Its founder and director, Gethin Jones, told Insurance Times the firm aims to target the underinsured using technology.
It partnered with IBM earlier this year using their Hyperledger for its administration policies. It’s working very closely with them in building the platform. Its products are data driven parametric products.
He said: “If we can create products using data, we can create more value for the customer and align it with their risks.”
To do this Jones and the firm’s co-founder Laurent Sabatié visited Assam to meet tea farmers and get a better understanding of their needs, as well as meeting tea proprietors in March.
Jones added: “We see India as a massively underserved and under protected market. It’s one of the fastest growing markets in the world. It’s highly technologically advanced. It has a very large agricultural industry there and a renewable energy market which is obviously very effected by weather.”
Sabatié commented on the penetration of technology in India being one of the largest in the world.
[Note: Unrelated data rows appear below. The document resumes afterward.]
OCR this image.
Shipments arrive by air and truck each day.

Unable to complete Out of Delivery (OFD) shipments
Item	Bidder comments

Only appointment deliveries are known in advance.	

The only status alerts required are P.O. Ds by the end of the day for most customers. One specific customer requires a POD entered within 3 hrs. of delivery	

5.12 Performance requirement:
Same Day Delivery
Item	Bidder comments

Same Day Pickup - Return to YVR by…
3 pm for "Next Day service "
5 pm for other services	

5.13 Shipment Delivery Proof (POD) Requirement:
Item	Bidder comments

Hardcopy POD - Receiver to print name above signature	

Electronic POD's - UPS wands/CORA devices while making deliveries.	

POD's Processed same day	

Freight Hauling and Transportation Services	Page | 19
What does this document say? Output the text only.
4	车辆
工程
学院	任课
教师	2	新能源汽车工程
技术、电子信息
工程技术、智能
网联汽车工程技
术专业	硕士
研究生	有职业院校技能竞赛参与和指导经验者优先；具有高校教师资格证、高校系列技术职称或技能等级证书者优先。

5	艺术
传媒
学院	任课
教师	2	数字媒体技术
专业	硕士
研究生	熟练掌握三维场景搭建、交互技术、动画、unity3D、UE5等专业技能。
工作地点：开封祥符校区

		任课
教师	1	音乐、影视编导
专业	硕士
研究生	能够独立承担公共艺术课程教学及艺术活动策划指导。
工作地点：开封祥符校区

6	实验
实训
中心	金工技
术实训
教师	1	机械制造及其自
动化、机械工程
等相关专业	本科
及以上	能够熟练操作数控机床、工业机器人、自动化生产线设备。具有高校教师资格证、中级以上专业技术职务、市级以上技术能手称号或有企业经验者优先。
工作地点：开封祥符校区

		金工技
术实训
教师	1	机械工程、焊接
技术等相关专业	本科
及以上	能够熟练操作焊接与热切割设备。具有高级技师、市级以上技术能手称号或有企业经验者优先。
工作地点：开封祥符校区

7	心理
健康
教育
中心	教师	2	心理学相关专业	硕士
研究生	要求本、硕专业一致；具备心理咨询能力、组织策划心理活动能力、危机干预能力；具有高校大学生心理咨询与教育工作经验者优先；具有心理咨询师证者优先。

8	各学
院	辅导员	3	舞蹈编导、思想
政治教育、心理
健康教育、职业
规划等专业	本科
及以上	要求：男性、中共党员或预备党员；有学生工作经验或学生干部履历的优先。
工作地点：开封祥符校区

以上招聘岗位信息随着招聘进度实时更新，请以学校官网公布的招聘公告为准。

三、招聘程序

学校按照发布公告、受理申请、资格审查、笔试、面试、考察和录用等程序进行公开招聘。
In that sense the location “ticks all the boxes” for the launch of the product.
He sees the demonetisation of India’s cashless society as a “positive thing” as it makes products more accessible to people.
The product is completely transparent for the customer and the insurer, and while traditionally the policy holder has to prove its loss and justify the reasoning behind it, Skyline Partners’ model defines all of this upfront in real time.
Jones said: “With parametric insurance its black and white, the only difficulty comes if the pay-out is not aligned to the impact experienced by the customer. This is why we are working very closely with the customer.”
Different economic incentives
Sabatié explained that insurers and consumers have different incentives.
He said: “Insurers are increasingly looking at the foundation of the claim. You have the insurer and the policy holder who have very different incentives, one wants to prove their claim and the other doesn’t want to pay too many claims, so both have different economic interests.”
He argued that with everything being decided upfront, it does away with that.
Lastly, he said: “Our goal is to provide an affordable protection for the underserved, but we need to make sure it is sustainable and viable. This is so that the risk protectors on the other side of the chain want to invest and will cater to populations who need it but also to make sure that everyone has an equal incentive.”
Both Sabatié and Jones have a long-standing presence in the insurance space, seeing this as a “big advantage.”
Sabatié formerly worked at AXA, AIG and ProSight Speciality Insurance. Jones has worked at RSA and Chaucer Syndicates.
Skyline Partners is a London based insurtech startup which provides insurance solutions for weather catastrophe using technology. It was founded last year to restore trust in financial protection and make insurance accessible using technology.
The firm’s vision is to provide commercially viable and affordable insurance to the underserved markets around the globe.